Grok pattern for optional field in ingest pipeline

alfianaf · May 12, 2022, 4:42am

Hello, I'm working with ingest pipeline and grok processor right now.
I need to filter log message with grok processor but there's optional fields,

here's the log example

[Nest] 6448 - 04/26/2022, 3:30:03 PM [activity] message +1ms

this one has grok pattern

%{GREEDYDATA:generated_nest} - %{GREEDYDATA:timestamp} \\[%{GREEDYDATA:activity}\\] %{GREEDYDATA:message} %{GREEDYDATA:generated_ms}

while the log also has this field

[Nest] 6448 - 04/26/2022, 3:31:25 PM username | [activity] message | reference +1ms

so the grok pattern should be

%{GREEDYDATA:generated_nest} - %{GREEDYDATA:timestamp} %{GREEDYDATA:username} \\| \\[%{GREEDYDATA:activity}\\] %{GREEDYDATA:message} \\| %{GREEDYDATA:reference} %{GREEDYDATA:generated_ms}

from what you can see, the username and reference field is optional (these two fields is not depend each other),
is there any way to use one grok pattern, so I don't need to mention each pattern while using "ignore_failure" on each processor?

any help would be appreciated,

Thanks

Rios · May 12, 2022, 5:45am

Here is your grok:
\[%{GREEDYDATA:process}\] %{POSINT:procid} - %{GREEDYDATA:timestamp} \[%{GREEDYDATA:activity}\] %{GREEDYDATA:message} %{GREEDYDATA:generated_ms}

I would avoid GREEDYDATA since it's slow and add date formatting.

filter {	
    grok {
	 # [Nest] 6448 - 04/26/2022, 3:30:03 PM [activity] message +1ms
      match => { "message" => "\[%{DATA:process}\] %{POSINT:procid} - %{DATA:timestamp} \[%{DATA:activity}\] %{DATA:message} %{GREEDYDATA:generated_ms}" }
    }
	
    date {
      match => [ "timestamp", "MM/dd/yyyy, H:mm:ss a"  ]
      timezone => "Asia/Singapore"
     }
}

Result:

{
        "@version" => "1",
       "timestamp" => "04/26/2022, 3:30:03 PM",
        "activity" => "activity",
    "generated_ms" => "+1ms",
      "@timestamp" => 2022-04-25T19:30:03.000Z,
         "process" => "Nest",
          "procid" => "6448",
         "message" => "[Nest] 6448 - 04/26/2022, 3:30:03 PM [activity] message +1ms"

    ]
}

alfianaf · May 12, 2022, 6:08am

hello, thanks for the response,
but it seems like you missed my point, I have two almost similar log, there's username field and reference field which is possible to be included into the log.
the grok pattern you provided won't matched with my 2nd log,
is there any way to have one grok pattern with those two different log?

Rios · May 12, 2022, 8:00am

You have to handle optional fields or have 2 match patterns.

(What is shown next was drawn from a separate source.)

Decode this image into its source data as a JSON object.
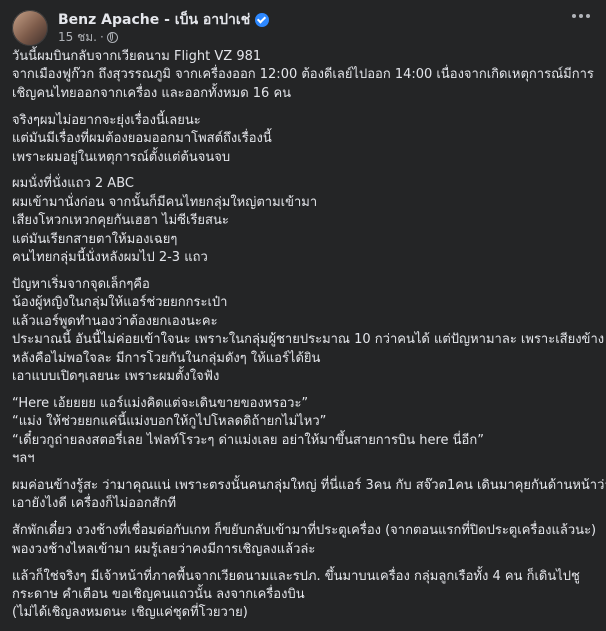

This is 1st option with handling date format.

    grok {
	  patterns_dir => "./pattern"
      match => { "message" => "\[%{DATA:process}\] %{POSINT:procid} - %{CDATE:timestamp} (%{DATA:username}\s\|\s)?\[%{DATA:activity}\] %{DATA:message} (\|\s%{DATA:ref}\s)?%{GREEDYDATA:generated_ms}" }
    }

Put a file in the pattern directory with content:
CDATE %{DATE_US}\, %{TIME} %{WORD}

system · June 9, 2022, 8:00am

This topic was automatically closed 28 days after the last reply. New replies are no longer allowed.